EECS110 Course Project Option 2, Spring 2018

 

Text Clouds

This project offers you an opportunity to use Python to develop a fun and useful web application.

A text cloud is a collection of the most-commonly used words within some body of text, usually with attention paid to avoid extremely common words (e.g., the) and to unify different forms of a single word (e.g., aliens and alien are the same). Text clouds allow us to obtain a quick sense of the topic of a website by visualizing the most frequently occurring words on that website where the words are displayed with size proportional to the frequency. For example, here is how a text cloud might look like for Harry Potter and the Sorcerer's Stone:
Description: http://www.cs.hmc.edu/~hadas/textclouds/hp.jpg

Although the Harry Potter books are under copyright and thus aren't available online, you can find many interesting older books at Project Gutenberg. Here is a text cloud for Mark Twain's The Adventures of Tom Sawyer:
Description: http://www.cs.hmc.edu/~geoff/classes/hmc.cs005.200809/projects/textclouds/sawyer.gif

Background

This site seems to be one of the first to distinguish text clouds from the more common tag cloud. The kinds of text cloud this project uses are what Wikipedia calls a data clouds.

Text clouds, in essence, are a word-by-word summary of the contents of an article, book, or other work. Though certainly the structure of the document is lost, the relative frequency of particular words may be telling. Consider for example, the beautiful example of the text cloud for all presidential state-of-the-union speeches in American history.

 

A Few Words on Web Pages, HTML, and URLs

Web pages are written in a language called HTML which stands for Hyper Text Markup Language. HTML provides instructions that tell your browser how to format the contents of the web page. If you use your web browser to look at a web page, you can view the HTML that produced that page (for example in Firefox, select the "View" menu and then the "Page Source" option). If you haven't looked at HTML before, take a few minutes to do so. Don't worry if you don't understand the HTML commands, but it's instructive just to see how the text and formatting commands appear in HTML.

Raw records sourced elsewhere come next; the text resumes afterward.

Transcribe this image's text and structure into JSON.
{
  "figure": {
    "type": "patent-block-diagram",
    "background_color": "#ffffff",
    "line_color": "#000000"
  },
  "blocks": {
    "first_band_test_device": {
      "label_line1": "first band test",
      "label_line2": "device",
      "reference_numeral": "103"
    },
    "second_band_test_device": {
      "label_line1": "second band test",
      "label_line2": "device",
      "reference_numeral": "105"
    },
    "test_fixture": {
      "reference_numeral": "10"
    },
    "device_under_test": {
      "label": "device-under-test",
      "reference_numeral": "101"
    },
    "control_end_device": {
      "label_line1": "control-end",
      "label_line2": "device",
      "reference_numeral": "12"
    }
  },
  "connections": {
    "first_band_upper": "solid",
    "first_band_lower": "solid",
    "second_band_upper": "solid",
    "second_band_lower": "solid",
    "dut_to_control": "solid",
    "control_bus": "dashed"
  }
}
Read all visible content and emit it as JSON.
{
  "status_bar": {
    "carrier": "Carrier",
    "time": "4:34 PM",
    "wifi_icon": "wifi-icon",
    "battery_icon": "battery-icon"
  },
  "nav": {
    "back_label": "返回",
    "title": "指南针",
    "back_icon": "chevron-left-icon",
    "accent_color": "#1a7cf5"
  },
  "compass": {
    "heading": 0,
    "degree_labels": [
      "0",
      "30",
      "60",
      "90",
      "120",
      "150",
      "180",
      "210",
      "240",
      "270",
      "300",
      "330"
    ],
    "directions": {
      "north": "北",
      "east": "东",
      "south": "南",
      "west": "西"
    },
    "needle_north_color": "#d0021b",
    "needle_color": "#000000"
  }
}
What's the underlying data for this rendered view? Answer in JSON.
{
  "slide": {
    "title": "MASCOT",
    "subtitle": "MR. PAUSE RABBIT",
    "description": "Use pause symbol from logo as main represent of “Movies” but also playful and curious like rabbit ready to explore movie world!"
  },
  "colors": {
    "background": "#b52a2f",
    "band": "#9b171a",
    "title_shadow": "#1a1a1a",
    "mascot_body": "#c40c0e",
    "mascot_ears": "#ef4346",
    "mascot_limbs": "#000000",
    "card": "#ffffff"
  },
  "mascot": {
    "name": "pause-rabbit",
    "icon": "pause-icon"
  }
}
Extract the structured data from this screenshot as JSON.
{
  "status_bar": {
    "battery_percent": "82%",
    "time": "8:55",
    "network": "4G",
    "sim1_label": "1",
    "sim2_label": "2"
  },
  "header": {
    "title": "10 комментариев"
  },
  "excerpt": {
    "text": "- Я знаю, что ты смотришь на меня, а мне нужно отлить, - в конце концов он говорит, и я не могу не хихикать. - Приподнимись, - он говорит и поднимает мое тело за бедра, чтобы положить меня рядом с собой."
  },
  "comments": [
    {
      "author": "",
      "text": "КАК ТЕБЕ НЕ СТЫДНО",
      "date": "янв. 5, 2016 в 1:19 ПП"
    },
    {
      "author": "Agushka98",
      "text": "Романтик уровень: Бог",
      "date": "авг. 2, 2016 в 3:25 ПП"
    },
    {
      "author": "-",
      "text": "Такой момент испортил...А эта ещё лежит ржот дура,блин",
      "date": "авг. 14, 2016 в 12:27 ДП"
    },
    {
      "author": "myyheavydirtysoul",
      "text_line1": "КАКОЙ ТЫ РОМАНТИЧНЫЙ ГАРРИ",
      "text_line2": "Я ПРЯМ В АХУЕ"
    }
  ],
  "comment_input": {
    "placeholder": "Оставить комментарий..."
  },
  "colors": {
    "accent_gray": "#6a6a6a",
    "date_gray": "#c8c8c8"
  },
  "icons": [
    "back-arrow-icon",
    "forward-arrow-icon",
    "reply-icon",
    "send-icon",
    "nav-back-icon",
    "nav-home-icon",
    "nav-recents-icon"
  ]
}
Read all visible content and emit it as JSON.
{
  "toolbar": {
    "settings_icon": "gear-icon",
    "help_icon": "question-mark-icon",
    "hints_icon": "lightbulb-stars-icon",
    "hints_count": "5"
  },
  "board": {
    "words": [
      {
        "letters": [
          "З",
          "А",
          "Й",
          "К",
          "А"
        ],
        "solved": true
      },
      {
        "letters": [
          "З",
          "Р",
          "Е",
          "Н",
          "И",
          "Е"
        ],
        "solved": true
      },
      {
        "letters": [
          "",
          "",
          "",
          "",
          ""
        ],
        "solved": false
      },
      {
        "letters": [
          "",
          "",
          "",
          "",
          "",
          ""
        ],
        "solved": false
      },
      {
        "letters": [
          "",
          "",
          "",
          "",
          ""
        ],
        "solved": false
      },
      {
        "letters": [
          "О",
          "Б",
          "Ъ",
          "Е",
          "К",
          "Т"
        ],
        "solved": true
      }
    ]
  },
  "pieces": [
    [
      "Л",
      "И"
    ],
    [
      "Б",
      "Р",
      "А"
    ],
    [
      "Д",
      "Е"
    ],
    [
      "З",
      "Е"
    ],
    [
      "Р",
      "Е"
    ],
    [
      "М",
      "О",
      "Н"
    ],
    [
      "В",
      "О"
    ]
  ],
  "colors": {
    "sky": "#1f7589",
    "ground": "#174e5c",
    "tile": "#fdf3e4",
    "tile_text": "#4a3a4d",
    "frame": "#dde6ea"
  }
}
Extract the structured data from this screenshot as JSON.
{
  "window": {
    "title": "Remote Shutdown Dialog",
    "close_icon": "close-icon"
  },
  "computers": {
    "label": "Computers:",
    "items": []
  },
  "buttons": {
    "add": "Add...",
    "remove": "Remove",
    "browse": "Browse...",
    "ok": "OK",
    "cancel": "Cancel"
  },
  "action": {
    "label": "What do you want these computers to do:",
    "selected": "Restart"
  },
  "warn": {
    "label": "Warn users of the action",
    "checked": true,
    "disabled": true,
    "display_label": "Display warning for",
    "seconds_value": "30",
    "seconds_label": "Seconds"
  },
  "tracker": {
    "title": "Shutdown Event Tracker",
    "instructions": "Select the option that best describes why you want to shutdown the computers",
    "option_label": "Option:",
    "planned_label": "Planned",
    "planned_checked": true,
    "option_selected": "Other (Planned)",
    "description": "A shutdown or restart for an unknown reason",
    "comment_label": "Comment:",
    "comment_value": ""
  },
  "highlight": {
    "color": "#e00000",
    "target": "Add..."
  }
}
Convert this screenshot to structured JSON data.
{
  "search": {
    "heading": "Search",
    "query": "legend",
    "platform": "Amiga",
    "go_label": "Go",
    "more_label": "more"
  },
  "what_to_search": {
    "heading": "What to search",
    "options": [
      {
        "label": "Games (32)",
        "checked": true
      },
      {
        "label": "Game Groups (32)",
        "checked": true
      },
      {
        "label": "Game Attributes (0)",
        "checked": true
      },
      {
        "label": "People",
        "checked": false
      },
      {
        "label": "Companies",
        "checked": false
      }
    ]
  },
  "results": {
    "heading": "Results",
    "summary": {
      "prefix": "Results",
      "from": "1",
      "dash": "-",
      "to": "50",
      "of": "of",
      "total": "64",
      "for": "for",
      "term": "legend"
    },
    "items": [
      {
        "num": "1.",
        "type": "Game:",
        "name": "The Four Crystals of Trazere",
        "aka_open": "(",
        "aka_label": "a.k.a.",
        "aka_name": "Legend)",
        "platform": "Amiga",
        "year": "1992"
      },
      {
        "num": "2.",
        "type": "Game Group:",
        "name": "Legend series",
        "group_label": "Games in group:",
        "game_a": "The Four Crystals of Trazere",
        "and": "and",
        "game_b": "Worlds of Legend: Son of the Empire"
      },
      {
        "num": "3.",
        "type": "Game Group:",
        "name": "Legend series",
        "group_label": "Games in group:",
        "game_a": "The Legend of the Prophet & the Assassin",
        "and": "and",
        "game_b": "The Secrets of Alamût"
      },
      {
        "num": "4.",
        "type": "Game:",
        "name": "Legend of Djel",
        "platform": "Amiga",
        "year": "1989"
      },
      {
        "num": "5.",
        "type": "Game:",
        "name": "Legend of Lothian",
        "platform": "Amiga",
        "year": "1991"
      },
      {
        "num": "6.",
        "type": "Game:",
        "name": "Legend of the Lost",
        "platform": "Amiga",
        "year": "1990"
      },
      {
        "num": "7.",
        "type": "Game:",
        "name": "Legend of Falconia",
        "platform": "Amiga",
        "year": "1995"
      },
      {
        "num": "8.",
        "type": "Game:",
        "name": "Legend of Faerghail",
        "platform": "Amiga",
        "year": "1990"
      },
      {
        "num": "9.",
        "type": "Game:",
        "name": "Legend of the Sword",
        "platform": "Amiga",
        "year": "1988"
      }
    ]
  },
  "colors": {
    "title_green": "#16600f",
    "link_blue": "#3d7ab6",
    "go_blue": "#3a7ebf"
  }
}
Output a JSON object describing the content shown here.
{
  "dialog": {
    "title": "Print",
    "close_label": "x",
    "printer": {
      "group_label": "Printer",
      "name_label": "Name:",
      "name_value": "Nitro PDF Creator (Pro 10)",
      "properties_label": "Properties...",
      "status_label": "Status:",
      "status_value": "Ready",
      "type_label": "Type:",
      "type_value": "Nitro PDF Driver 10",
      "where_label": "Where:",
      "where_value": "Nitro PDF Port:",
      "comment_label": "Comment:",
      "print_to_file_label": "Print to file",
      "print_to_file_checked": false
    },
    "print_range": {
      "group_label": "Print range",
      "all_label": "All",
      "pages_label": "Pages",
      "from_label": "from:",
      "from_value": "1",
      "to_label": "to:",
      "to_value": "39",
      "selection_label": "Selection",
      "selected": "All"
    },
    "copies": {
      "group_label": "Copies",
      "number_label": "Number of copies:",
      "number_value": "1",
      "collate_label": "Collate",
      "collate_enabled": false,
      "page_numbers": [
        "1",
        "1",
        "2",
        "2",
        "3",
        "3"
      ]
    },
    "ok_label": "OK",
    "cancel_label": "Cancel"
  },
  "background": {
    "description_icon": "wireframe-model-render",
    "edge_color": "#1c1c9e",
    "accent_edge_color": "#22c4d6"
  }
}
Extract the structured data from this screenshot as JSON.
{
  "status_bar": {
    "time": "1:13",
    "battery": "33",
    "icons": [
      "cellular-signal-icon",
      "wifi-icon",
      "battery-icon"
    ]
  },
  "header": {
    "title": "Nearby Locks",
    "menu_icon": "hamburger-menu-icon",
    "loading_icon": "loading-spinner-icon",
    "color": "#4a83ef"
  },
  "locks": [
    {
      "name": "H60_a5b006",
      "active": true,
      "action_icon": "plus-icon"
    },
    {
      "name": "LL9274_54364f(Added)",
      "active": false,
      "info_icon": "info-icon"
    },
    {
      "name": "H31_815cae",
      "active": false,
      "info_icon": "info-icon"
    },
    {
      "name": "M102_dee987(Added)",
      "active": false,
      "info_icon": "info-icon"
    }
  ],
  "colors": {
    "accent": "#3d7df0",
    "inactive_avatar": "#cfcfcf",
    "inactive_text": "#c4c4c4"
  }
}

You will notice that in addition to text and some other items in an HTML document there are often some hyperlinks. These are just the addresses of other web pages. In a HTML document, those hyperlinks are specified using addresses called URLs (Universal Resource Locaters). For example, the HTML code

<A HREF="http://www.northwestern.edu/>Northwestern University website</A>

tells the browser to display the words Northwestern University website (generally in a special color, such as blue) and when the user clicks on these words, the browser should go to the web page at the location given by the URL http://www.northwestern.edu.

The Project Overview

This project comprises two parts. The first part is the milestone is due on due on Sunday, 06/03 at 11:59 PM. For the milestone, you will write the core functionality of the text clouds program but without some of the advanced features that you will add for the final version.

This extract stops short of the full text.